Quelles bornes au territoire numérique ?
Permettre à des jeunes de construire l’idée même de territoire suppose un travail multidimensionnel : travail sur son environnement matériel, physique, mais aussi sur son environnement relationnel et enfin sur son « territoire cognitif » ou pour le dire autrement la capacité à se situer par soi-même et à propos de soi (dont la métacognition et l’autorégulation). Les chercheurs qui ont travaillé sur les Environnements Personnels d’Apprentissage ont souvent limité cette étude aux domaines techniques et en particulier informatique. Mais la forme même des nouveaux outils numériques oblige à dépasser ces domaines. Les outils ont leurs logiques et leurs intentions propres (dont les affordances) et les outils sont aussi marqués par les formes d’appropriation (Michel de Certeau) et de braconnage que les humains « infligent » à ces outils. La transformation environnementale qui s’observe n’est pas simplement une mécanique rationnelle. C’est aussi des jeux de transformation culturelle profonds.
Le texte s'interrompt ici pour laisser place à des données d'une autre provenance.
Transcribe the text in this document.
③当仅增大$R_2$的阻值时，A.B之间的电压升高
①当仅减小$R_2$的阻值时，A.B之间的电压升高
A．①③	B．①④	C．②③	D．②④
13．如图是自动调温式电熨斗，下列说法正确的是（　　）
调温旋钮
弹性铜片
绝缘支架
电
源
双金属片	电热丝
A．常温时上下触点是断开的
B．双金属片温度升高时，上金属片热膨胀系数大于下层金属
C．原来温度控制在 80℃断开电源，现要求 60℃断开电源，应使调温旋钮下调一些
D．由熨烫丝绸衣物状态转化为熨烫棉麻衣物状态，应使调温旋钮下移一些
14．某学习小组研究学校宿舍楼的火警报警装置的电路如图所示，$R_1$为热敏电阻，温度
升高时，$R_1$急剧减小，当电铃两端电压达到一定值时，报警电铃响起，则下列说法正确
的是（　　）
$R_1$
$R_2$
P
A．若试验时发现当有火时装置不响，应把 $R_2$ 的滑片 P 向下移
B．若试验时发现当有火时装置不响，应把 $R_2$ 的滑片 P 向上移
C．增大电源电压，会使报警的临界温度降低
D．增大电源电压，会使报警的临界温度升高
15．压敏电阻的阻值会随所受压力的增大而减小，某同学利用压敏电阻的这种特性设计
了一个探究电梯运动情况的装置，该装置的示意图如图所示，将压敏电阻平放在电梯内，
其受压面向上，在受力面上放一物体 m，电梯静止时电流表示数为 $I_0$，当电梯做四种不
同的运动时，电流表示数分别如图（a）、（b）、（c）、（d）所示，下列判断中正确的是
Le terme de territoire est le plus souvent associé aux termes de frontières et de limites. On a souvent l’habitude de dire que les moyens numériques ont rendu nombre de frontières poreuses. Mais ce n’est pas pour autant qu’elles s’effacent. L’enseignant, l’éducateur se doit de rappeler l’existence de ces frontières et de ces limites. Cela est d’autant plus important que la perception de celles-ci est plus difficile. Un exemple dans les relations humaines mérite réflexion : celui de la « politesse » dans les échanges (oraux ou écrits). Cette politesse est l’expression justement d’une frontière et d’une limite. Or, nombre d’adultes, parfois davantage même que certains jeunes, ont abandonné les codes de la politesse. On peut observer qu’en 140 caractères (il y a encore peu de temps) cela donnait envie de supprimer les marques phatiques de la conversation, de l’échange. Plus que l’outil c’est aussi l’effet de l’instantanéité de l’envoi, et parfois de la réponse donnée ou attendue qui amène à supprimer ces éléments. Enfin l’absence physique de l’Autre remplacé par un Autre imaginaire semble provoquer des transgressions de codes. C’est ce qui se produits dans les cas extrêmes que sont les harcèlements en ligne de toutes natures.
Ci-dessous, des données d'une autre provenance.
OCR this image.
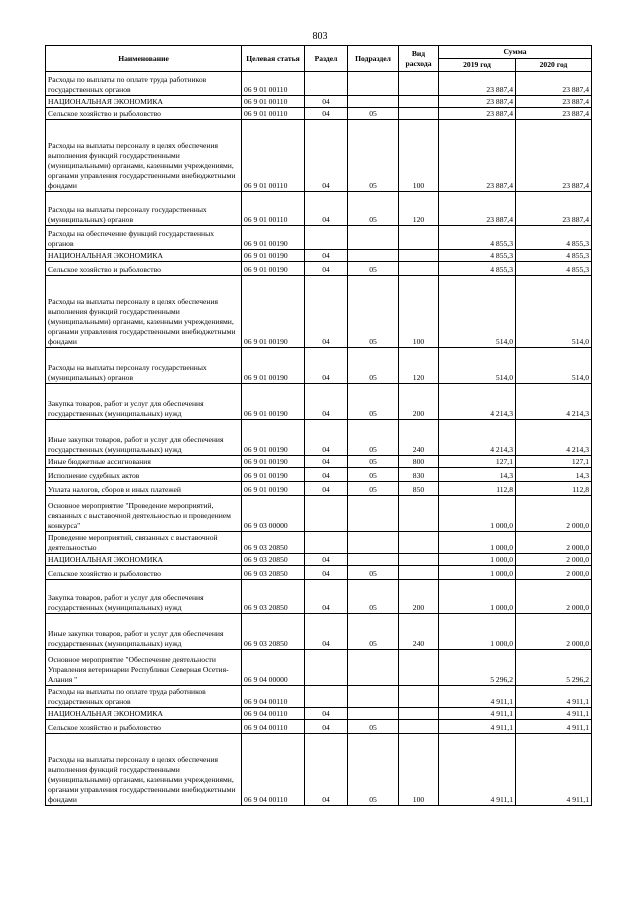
803
Наименование	Целевая статья	Раздел	Подраздел	Вид расхода	Сумма	
					2019 год	2020 год
Расходы по выплаты по оплате труда работников государственных органов	06 9 01 00110				23 887,4	23 887,4
НАЦИОНАЛЬНАЯ ЭКОНОМИКА	06 9 01 00110	04			23 887,4	23 887,4
Сельское хозяйство и рыболовство	06 9 01 00110	04	05		23 887,4	23 887,4
Расходы на выплаты персоналу в целях обеспечения выполнения функций государственными (муниципальными) органами, казенными учреждениями, органами управления государственными внебюджетными фондами	06 9 01 00110	04	05	100	23 887,4	23 887,4
Расходы на выплаты персоналу государственных (муниципальных) органов	06 9 01 00110	04	05	120	23 887,4	23 887,4
Расходы на обеспечение функций государственных органов	06 9 01 00190				4 855,3	4 855,3
НАЦИОНАЛЬНАЯ ЭКОНОМИКА	06 9 01 00190	04			4 855,3	4 855,3
Сельское хозяйство и рыболовство	06 9 01 00190	04	05		4 855,3	4 855,3
Расходы на выплаты персоналу в целях обеспечения выполнения функций государственными (муниципальными) органами, казенными учреждениями, органами управления государственными внебюджетными фондами	06 9 01 00190	04	05	100	514,0	514,0
Расходы на выплаты персоналу государственных (муниципальных) органов	06 9 01 00190	04	05	120	514,0	514,0
Закупка товаров, работ и услуг для обеспечения государственных (муниципальных) нужд	06 9 01 00190	04	05	200	4 214,3	4 214,3
Иные закупки товаров, работ и услуг для обеспечения государственных (муниципальных) нужд	06 9 01 00190	04	05	240	4 214,3	4 214,3
Иные бюджетные ассигнования	06 9 01 00190	04	05	800	127,1	127,1
Исполнение судебных актов	06 9 01 00190	04	05	830	14,3	14,3
Уплата налогов, сборов и иных платежей	06 9 01 00190	04	05	850	112,8	112,8
Основное мероприятие "Проведение мероприятий, связанных с выставочной деятельностью и проведением конкурса"	06 9 03 00000				1 000,0	2 000,0
Проведение мероприятий, связанных с выставочной деятельностью	06 9 03 20850				1 000,0	2 000,0
НАЦИОНАЛЬНАЯ ЭКОНОМИКА	06 9 03 20850	04			1 000,0	2 000,0
Сельское хозяйство и рыболовство	06 9 03 20850	04	05		1 000,0	2 000,0
Закупка товаров, работ и услуг для обеспечения государственных (муниципальных) нужд	06 9 03 20850	04	05	200	1 000,0	2 000,0
Иные закупки товаров, работ и услуг для обеспечения государственных (муниципальных) нужд	06 9 03 20850	04	05	240	1 000,0	2 000,0
Основное мероприятие "Обеспечение деятельности Управления ветеринарии Республики Северная Осетия-Алания "	06 9 04 00000				5 296,2	5 296,2
Расходы на выплаты по оплате труда работников государственных органов	06 9 04 00110				4 911,1	4 911,1
НАЦИОНАЛЬНАЯ ЭКОНОМИКА	06 9 04 00110	04			4 911,1	4 911,1
Сельское хозяйство и рыболовство	06 9 04 00110	04	05		4 911,1	4 911,1
Расходы на выплаты персоналу в целях обеспечения выполнения функций государственными (муниципальными) органами, казенными учреждениями, органами управления государственными внебюджетными фондами	06 9 04 00110	04	05	100	4 911,1	4 911,1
L’Ecole n’est plus au centre du territoire numérique
C’est un fait aisément observable, les territoires évoluent. L’étude de l’éthologie animale a montré combien les conflits de territoires sont importants et jamais définitifs. Pour reprendre le dernier livre de Bruno Latour (cf. en annexe de ce billet), il nous faut reconnaître, dans un autre domaine pour B Latour, que les territoires ne sont plus les mêmes et que l’un des effets des technologies qui ont favorisé la circulation de l’information et de la communication (avant même les réseaux sociaux numériques et autres mises en réseau informatique) est d’avoir fait percevoir le Local et le Global d’une autre manière. Eduquer des jeunes doit prendre en compte ce phénomène nouveau et s’appuyer sur les moyens existants pour leur en faire mesurer l’importance. Si l’école redevient un sanctuaire imperméable, cela voudra dire que l’on aura choisi de rétablir des « frontières étanches » pour mieux éduquer. Cela est une fausse croyance, car il est trop tard, si tant est que cela n’aurait pas pu advenir. La société (principalement occidentale mais désormais l’ensemble de la planète) a laissé se développer les moyens de la re-territorialisation indépendamment des volontés politiques et éducatives.
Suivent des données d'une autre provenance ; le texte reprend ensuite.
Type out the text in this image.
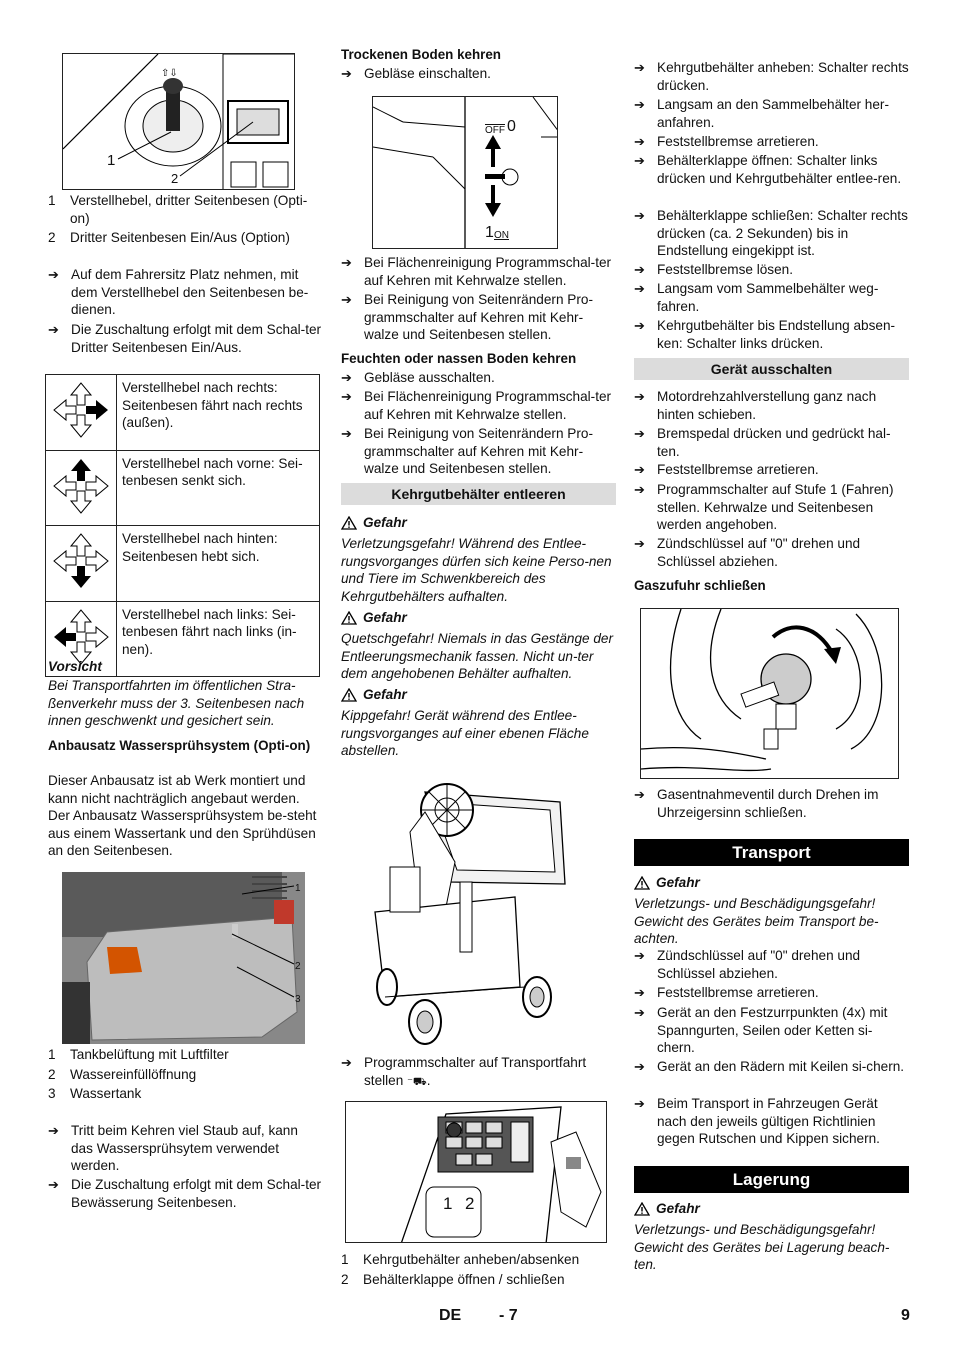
⇧⇩
1
2
1	Verstellhebel, dritter Seitenbesen (Opti-on)
2	Dritter Seitenbesen Ein/Aus (Option)
➔ Auf dem Fahrersitz Platz nehmen, mit dem Verstellhebel den Seitenbesen be-dienen.
➔ Die Zuschaltung erfolgt mit dem Schal-ter Dritter Seitenbesen Ein/Aus.
	Verstellhebel nach rechts: Seitenbesen fährt nach rechts (außen).
	Verstellhebel nach vorne: Sei-tenbesen senkt sich.
	Verstellhebel nach hinten: Seitenbesen hebt sich.
	Verstellhebel nach links: Sei-tenbesen fährt nach links (in-nen).
Vorsicht
Bei Transportfahrten im öffentlichen Stra-ßenverkehr muss der 3. Seitenbesen nach innen geschwenkt und gesichert sein.
Anbausatz Wassersprühsystem (Opti-on)
Dieser Anbausatz ist ab Werk montiert und kann nicht nachträglich angebaut werden. Der Anbausatz Wassersprühsystem be-steht aus einem Wassertank und den Sprühdüsen an den Seitenbesen.
1
2
3
1	Tankbelüftung mit Luftfilter
2	Wassereinfüllöffnung
3	Wassertank
➔ Tritt beim Kehren viel Staub auf, kann das Wassersprühsytem verwendet werden.
➔ Die Zuschaltung erfolgt mit dem Schal-ter Bewässerung Seitenbesen.
Trockenen Boden kehren
➔ Gebläse einschalten.
$\overline{OFF}$ 0
1 ON
➔ Bei Flächenreinigung Programmschal-ter auf Kehren mit Kehrwalze stellen.
➔ Bei Reinigung von Seitenrändern Pro-grammschalter auf Kehren mit Kehr-walze und Seitenbesen stellen.
Feuchten oder nassen Boden kehren
➔ Gebläse ausschalten.
➔ Bei Flächenreinigung Programmschal-ter auf Kehren mit Kehrwalze stellen.
➔ Bei Reinigung von Seitenrändern Pro-grammschalter auf Kehren mit Kehr-walze und Seitenbesen stellen.
Kehrgutbehälter entleeren
Gefahr
Verletzungsgefahr! Während des Entlee-rungsvorganges dürfen sich keine Perso-nen und Tiere im Schwenkbereich des Kehrgutbehälters aufhalten.
Gefahr
Quetschgefahr! Niemals in das Gestänge der Entleerungsmechanik fassen. Nicht un-ter dem angehobenen Behälter aufhalten.
Gefahr
Kippgefahr! Gerät während des Entlee-rungsvorganges auf einer ebenen Fläche abstellen.
➔ Programmschalter auf Transportfahrt stellen ⁻⛟.
1 2
1	Kehrgutbehälter anheben/absenken
2	Behälterklappe öffnen / schließen
➔ Kehrgutbehälter anheben: Schalter rechts drücken.
➔ Langsam an den Sammelbehälter her-anfahren.
➔ Feststellbremse arretieren.
➔ Behälterklappe öffnen: Schalter links drücken und Kehrgutbehälter entlee-ren.
➔ Behälterklappe schließen: Schalter rechts drücken (ca. 2 Sekunden) bis in Endstellung eingekippt ist.
➔ Feststellbremse lösen.
➔ Langsam vom Sammelbehälter weg-fahren.
➔ Kehrgutbehälter bis Endstellung absen-ken: Schalter links drücken.
Gerät ausschalten
➔ Motordrehzahlverstellung ganz nach hinten schieben.
➔ Bremspedal drücken und gedrückt hal-ten.
➔ Feststellbremse arretieren.
➔ Programmschalter auf Stufe 1 (Fahren) stellen. Kehrwalze und Seitenbesen werden angehoben.
➔ Zündschlüssel auf "0" drehen und Schlüssel abziehen.
Gaszufuhr schließen
➔ Gasentnahmeventil durch Drehen im Uhrzeigersinn schließen.
Transport
Gefahr
Verletzungs- und Beschädigungsgefahr! Gewicht des Gerätes beim Transport be-achten.
➔ Zündschlüssel auf "0" drehen und Schlüssel abziehen.
➔ Feststellbremse arretieren.
➔ Gerät an den Festzurrpunkten (4x) mit Spanngurten, Seilen oder Ketten si-chern.
➔ Gerät an den Rädern mit Keilen si-chern.
➔ Beim Transport in Fahrzeugen Gerät nach den jeweils gültigen Richtlinien gegen Rutschen und Kippen sichern.
Lagerung
Gefahr
Verletzungs- und Beschädigungsgefahr! Gewicht des Gerätes bei Lagerung beach-ten.
DE - 7	9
Il faut en tirer les conséquences : une transformation radicale de l’éducation doit commencer à se construire sur ce « nouveau monde ». Elle passe d’abord par une mise en cause de l’école, comme modèle unique de construction de la société. Faire société c’est aussi faire territoire commun. Les moyens numériques présents dans les poches de nos habits du quotidien sont les vecteurs de ce changement, si tant est qu’on ne laisse pas aux seuls « commerçants » et autres concepteurs de ces produits le rôle de fixer les règles et les fonctionnements. L’exemple actuel des débats autour des fausses informations (fake news) en est la première illustration. Car cela est révélateur d’une question fondamentale : la frontière du vrai ?
Bruno Devauchelle
En complément :
Pour reprendre la réflexion de Bruno Latour dans son dernier ouvrage « Où atterrir » (La Découverte, 2017), on peut à juste titre s’interroger sur ce qui construit le territoire dans notre société contemporaine enfermée entre le Local et le Global. L’hypothèse de l’auteur est que le « Terrestre » s’impose désormais comme n’étant plus un simple objet, mais un sujet. En cela il dénonce l’objectivation du territoire lorsqu’il n’est abordé que sous ses formes scientifiques rationnelles, et propose d’y voir aussi de la subjectivité : pour le traduire autrement « je suis avec le territoire en moi », celui-ci n’est plus objet externe sur lequel j’existe.